En el presente caso, como quiera que el importe de la liquidación objeto de la reclamación ya ha sido garantizado en vía administrativa, procede acceder a la suspensión interesada pues ningún perjuicio se causa al interés público mientras se mantenga su vigencia.
Y por lo que se refiere a la suspensión de la ejecutividad de los acuerdos sancionadores impugnados, cabe decir que en la vía contencioso-administrativa los órganos judiciales no se ven obligados a mantener la suspensión de la ejecutividad de las sanciones tributarias, o en el caso de mantenerla a hacerlo sin sujeción a garantía alguna, sino que deberán de ponderar los intereses en conflicto y las circunstancias de cada caso, conforme a lo dispuesto en los artículos 129 y siguientes de la Ley Jurisdiccional , valorando si de la suspensión acordada pueden derivarse perjuicios de cualquier naturaleza, y exigir o no caución o garantía suficiente para responder de los perjuicios que pudiera acarrear la medida cautelar.

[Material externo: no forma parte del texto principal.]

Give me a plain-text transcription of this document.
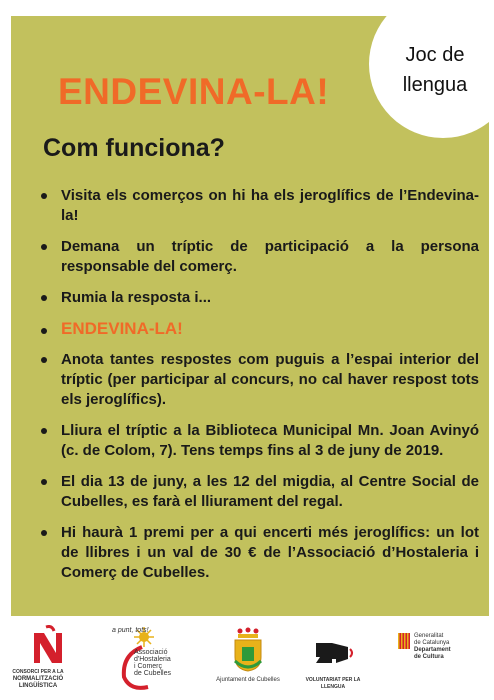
Joc de
llengua
ENDEVINA-LA!
Com funciona?
Visita els comerços on hi ha els jeroglífics de l’Endevina-la!
Demana un tríptic de participació a la persona responsable del comerç.
Rumia la resposta i...
ENDEVINA-LA!
Anota tantes respostes com puguis a l’espai interior del tríptic (per participar al concurs, no cal haver respost tots els jeroglífics).
Lliura el tríptic a la Biblioteca Municipal Mn. Joan Avinyó (c. de Colom, 7). Tens temps fins al 3 de juny de 2019.
El dia 13 de juny, a les 12 del migdia, al Centre Social de Cubelles, es farà el lliurament del regal.
Hi haurà 1 premi per a qui encerti més jeroglífics: un lot de llibres i un val de 30 € de l’Associació d’Hostaleria i Comerç de Cubelles.
CONSORCI PER A LA
NORMALITZACIÓ
LINGÜÍSTICA
a punt, tots!
Associació
d'Hostaleria
i Comerç
de Cubelles
Ajuntament de Cubelles	VOLUNTARIAT PER LA LLENGUA
Generalitat
de Catalunya
Departament
de Cultura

Este criterio es el que se recoge en los últimos pronunciamientos del Tribunal Supremo (Sentencias de 2 febrero 2012 RJ 20123313, y la anterior de 25 de enero de 2012), en las que se hace un estudio de la evolución experimentada por la doctrina sentada en materia de suspensión de ejecutividad de las sanciones tributarias.
En este análisis el Tribunal Supremo se remonta a su sentencia de 7 de Marzo de 2005 (RJ 2005, 3861) cuyo debate casacional se centró en la interpretación del art. 35 de la Ley 1/1998, de 26 de Febrero, de Derechos y Garantías del contribuyente, y su eventual extensión al ámbito jurisdiccional, señalando el Pleno que 'la suspensión de la sanción tributaria sin garantía acordada en la vía económico-administrativa puede (y, en cierto modo, debe) mantenerse en la vía contencioso- administrativa, con una serie de requisitos procedimentales complementarios (como son, al amparo del art. 233.8 de la LGT 58/2003, que el interesado comunique a la Administración Tributaria en el plazo de interposición del recurso contencioso-administrativo que ha interpuesto dicho recurso y ha solicitado la suspensión en el mismo, -requisitos sin los que el mantenimiento indicado carece de virtualidad-, hasta que el órgano jurisdiccional, en el ejercicio de su peculiar potestad decisoria cautelar, y ponderando, además, los intereses públicos y privados en juego, adopte la decisión, en la pieza separada de suspensión, que al respecto estime que es la pertinente'.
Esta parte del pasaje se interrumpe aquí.